イベントも貴重だったが、さらにウチアゲではここにはとても書けないような当時の裏話をたくさんうかがった。楽しい夜でした。写真は左が長谷さん、右が映画評論家の松島利行さん。

その二日後には「宇宙にいった小松左京を思いながら呑む会」@新宿ロフトプラスワン。間際までこの日流すビデオの再編集をやっていて寝不足気味で開始ギリギリに到着したが、これまでの他のイベントと比べると勝手知ったるホームグラウンドという感じで最初からリラックス。

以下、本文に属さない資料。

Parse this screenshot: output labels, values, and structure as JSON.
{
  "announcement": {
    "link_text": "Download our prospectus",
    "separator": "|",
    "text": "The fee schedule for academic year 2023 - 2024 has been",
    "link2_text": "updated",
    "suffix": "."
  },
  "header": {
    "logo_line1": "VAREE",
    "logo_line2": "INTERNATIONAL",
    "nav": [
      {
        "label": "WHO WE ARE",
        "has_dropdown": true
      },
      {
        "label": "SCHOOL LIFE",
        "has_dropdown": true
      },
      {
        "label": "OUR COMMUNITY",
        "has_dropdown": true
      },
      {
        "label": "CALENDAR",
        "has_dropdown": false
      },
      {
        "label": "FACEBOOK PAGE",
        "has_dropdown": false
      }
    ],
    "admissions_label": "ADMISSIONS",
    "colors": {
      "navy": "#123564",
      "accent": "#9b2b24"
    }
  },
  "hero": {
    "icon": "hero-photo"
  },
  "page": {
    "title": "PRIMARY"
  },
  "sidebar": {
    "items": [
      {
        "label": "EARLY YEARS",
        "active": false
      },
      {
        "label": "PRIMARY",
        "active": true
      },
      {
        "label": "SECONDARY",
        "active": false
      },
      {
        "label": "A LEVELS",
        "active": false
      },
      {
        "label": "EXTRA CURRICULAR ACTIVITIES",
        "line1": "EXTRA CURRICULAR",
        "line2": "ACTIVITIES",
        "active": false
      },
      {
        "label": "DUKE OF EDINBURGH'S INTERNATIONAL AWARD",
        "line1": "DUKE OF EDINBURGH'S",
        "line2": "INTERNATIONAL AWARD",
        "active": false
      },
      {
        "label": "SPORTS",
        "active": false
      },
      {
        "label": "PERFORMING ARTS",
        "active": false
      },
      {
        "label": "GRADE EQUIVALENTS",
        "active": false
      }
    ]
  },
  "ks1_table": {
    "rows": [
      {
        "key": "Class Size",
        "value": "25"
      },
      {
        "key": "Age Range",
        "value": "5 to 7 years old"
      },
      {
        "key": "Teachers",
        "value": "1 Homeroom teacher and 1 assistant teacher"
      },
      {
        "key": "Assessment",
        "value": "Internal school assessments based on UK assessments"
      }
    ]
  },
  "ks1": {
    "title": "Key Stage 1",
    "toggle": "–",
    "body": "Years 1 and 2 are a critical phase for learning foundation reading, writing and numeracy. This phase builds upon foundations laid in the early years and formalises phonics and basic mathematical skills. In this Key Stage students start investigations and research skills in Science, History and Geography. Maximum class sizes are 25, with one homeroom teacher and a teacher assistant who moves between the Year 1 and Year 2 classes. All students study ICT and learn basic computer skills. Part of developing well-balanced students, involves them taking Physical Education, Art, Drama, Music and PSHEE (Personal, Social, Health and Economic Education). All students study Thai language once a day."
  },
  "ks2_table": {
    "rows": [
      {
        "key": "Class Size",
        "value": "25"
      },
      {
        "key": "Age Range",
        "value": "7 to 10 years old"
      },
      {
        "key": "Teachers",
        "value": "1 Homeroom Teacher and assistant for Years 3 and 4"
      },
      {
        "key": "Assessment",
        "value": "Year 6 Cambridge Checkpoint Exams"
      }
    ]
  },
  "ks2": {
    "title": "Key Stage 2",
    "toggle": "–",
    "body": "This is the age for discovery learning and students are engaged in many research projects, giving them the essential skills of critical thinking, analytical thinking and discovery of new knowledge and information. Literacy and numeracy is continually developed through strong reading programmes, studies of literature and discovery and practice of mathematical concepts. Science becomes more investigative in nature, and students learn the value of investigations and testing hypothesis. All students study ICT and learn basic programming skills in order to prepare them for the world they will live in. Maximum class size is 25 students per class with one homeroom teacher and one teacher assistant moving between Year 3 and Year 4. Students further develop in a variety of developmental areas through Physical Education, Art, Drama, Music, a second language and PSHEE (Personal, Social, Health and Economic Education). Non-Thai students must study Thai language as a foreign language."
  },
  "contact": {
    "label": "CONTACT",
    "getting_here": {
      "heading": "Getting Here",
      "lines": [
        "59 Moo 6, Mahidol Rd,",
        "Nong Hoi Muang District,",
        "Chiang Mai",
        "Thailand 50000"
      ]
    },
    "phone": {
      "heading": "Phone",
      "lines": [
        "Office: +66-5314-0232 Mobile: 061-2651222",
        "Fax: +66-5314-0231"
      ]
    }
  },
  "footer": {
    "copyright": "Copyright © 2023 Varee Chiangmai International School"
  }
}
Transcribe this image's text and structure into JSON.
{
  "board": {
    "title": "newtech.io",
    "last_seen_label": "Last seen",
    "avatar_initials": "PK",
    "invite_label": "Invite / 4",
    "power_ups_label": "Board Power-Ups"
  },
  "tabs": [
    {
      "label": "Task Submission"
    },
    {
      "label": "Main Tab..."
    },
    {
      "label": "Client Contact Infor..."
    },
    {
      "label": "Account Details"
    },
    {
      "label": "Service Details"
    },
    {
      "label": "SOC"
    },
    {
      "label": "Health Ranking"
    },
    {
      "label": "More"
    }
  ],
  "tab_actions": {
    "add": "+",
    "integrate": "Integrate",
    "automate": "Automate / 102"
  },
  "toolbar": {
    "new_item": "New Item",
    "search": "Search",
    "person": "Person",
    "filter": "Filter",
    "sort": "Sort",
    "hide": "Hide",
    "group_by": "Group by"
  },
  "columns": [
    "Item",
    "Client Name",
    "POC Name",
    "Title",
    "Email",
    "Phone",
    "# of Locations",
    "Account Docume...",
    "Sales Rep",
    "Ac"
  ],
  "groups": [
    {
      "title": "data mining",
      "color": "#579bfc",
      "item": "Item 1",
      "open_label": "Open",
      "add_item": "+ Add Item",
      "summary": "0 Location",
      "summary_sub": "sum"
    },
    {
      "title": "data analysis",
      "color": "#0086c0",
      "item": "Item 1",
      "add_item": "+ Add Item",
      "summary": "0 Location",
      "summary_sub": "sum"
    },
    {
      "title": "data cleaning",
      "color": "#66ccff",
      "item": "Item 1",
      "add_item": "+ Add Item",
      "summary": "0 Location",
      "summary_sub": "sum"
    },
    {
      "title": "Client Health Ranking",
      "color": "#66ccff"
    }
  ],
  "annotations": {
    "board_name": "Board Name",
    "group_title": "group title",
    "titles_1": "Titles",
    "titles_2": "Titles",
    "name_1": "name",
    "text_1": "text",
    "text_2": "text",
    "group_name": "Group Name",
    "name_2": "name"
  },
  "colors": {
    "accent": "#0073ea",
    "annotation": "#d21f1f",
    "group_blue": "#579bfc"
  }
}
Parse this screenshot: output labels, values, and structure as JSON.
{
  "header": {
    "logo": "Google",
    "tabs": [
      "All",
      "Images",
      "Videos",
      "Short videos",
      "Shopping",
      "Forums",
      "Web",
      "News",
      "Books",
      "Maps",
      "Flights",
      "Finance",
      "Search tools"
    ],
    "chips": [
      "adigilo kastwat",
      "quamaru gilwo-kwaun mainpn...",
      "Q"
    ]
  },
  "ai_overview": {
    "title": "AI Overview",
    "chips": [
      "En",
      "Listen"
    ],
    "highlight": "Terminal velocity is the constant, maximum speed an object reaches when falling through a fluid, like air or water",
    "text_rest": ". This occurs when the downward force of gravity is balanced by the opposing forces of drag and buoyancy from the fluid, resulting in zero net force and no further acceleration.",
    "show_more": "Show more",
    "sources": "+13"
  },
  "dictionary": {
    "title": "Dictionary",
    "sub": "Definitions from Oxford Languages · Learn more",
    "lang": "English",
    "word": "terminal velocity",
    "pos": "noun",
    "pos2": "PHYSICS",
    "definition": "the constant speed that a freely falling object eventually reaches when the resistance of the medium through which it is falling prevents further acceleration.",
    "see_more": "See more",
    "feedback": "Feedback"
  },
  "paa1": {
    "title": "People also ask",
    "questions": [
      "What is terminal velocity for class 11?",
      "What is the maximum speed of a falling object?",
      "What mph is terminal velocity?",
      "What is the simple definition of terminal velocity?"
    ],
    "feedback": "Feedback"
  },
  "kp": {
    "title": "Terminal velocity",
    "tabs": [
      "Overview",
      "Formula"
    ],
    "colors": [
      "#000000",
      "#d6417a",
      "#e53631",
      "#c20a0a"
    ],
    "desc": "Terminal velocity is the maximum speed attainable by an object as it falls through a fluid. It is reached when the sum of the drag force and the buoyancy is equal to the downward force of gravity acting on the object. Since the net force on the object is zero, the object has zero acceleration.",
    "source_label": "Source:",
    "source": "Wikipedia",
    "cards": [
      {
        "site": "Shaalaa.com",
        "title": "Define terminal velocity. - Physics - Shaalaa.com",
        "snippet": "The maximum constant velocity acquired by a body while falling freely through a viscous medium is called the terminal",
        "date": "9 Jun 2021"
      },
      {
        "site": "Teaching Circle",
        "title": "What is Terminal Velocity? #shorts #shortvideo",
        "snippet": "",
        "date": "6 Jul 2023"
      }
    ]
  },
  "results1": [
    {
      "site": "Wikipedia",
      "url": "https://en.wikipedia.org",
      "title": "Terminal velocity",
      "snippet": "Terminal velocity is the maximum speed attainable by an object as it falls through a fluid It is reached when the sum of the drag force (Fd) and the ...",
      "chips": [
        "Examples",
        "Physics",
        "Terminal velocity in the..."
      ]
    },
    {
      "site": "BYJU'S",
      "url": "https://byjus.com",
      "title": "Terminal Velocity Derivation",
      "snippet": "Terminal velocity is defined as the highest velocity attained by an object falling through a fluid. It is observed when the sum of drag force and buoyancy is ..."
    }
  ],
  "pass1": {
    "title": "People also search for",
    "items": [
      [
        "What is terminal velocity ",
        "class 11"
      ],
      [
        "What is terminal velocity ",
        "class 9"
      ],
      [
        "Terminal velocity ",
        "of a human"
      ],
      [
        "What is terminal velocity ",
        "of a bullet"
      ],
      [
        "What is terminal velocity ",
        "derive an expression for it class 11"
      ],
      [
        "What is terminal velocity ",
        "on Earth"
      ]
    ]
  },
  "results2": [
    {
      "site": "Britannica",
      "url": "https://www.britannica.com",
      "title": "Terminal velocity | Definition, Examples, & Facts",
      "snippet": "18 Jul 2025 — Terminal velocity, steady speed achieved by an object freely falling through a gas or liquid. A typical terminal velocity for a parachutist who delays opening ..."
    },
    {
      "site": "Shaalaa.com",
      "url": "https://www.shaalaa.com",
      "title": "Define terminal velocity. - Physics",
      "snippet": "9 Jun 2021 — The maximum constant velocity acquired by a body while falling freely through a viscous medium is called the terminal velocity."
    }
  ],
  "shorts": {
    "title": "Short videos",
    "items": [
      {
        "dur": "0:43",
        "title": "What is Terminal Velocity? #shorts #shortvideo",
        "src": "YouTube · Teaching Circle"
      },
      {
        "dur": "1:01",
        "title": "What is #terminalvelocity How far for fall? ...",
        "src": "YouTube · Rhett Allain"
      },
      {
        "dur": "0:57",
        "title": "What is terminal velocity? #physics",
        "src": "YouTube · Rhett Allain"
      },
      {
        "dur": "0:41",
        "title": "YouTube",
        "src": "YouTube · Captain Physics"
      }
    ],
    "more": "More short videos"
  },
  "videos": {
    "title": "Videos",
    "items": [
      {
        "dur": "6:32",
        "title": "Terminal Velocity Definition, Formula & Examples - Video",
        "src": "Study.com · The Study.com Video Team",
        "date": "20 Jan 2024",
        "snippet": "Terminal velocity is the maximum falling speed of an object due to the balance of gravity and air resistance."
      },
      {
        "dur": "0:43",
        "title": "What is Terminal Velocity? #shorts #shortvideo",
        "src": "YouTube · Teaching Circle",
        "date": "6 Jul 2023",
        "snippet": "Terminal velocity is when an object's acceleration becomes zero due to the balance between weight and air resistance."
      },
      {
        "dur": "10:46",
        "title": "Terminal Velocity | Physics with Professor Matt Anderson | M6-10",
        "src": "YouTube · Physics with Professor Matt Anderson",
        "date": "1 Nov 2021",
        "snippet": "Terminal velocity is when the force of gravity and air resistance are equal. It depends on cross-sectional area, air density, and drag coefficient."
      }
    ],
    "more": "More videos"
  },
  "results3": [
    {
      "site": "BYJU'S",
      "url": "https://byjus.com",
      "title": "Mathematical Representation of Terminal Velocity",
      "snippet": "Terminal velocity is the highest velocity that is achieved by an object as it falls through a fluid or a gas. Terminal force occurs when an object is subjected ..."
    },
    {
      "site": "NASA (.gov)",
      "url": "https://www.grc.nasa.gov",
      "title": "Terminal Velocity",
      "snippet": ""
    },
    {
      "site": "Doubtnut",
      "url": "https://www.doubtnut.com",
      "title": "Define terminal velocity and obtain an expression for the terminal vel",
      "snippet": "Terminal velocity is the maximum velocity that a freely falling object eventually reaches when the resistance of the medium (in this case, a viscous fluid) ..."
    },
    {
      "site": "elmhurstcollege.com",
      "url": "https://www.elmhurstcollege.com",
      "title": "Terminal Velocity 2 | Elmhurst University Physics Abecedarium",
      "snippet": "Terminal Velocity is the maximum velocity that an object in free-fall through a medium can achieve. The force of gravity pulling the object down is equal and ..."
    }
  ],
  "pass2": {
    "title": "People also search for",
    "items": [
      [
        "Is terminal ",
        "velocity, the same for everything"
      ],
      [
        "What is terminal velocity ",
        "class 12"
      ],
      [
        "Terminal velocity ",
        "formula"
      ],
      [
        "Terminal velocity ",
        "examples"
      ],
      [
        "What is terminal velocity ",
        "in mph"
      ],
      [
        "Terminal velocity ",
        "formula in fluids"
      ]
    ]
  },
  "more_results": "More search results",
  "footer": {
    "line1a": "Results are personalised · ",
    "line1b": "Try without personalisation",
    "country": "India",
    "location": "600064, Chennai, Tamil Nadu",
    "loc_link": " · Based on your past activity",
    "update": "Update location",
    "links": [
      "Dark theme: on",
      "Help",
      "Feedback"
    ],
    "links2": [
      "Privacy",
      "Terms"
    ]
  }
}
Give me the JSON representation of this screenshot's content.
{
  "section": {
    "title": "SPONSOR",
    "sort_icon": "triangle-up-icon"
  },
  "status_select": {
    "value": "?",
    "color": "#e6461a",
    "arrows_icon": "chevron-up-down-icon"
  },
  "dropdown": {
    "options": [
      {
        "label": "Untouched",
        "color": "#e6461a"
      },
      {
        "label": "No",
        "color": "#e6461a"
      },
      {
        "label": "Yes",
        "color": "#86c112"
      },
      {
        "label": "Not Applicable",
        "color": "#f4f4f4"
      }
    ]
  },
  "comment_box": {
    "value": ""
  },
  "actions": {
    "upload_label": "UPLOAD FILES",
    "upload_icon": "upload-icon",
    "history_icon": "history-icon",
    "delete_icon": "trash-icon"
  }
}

ま、演奏がないですからね。

撮影:今村勇輔
小松さんに関しては昨年のイベントやトリビュート本で、ちょっと語りすぎなくらい語ったので、この日はビデオ係に徹して壇上ではもっぱらチャチャ入れ役に回ってましたが、他のパネラーの方々のお話はどれも面白く、僕も初めて知る逸話や、新しい視点に気づかされたりした。『さよならジュピター』の真実や盟友・高橋和巳とのBL関係……いずれもこれからの小松左京研究の課題となろう。

客席は、もしかしたらこちらのほうが壇上より豪華ではないかと思われるくらいの多くの関係者や知人友人で埋まり、ちゃんとご挨拶できなかった方もいた。失礼致しました。

日が変わる頃に帰宅すると、夕方家を出る頃に始まったはずのナダルとジョコヴィッチの試合がようやく終わったところで驚く。そのあとイベントの感想を検索していたら、小松左京もロフトプラスワンも知らずに「小松左京を思いながら呑む会」に来た方のブログを発見。読んで、やってよかったかな、と思いました。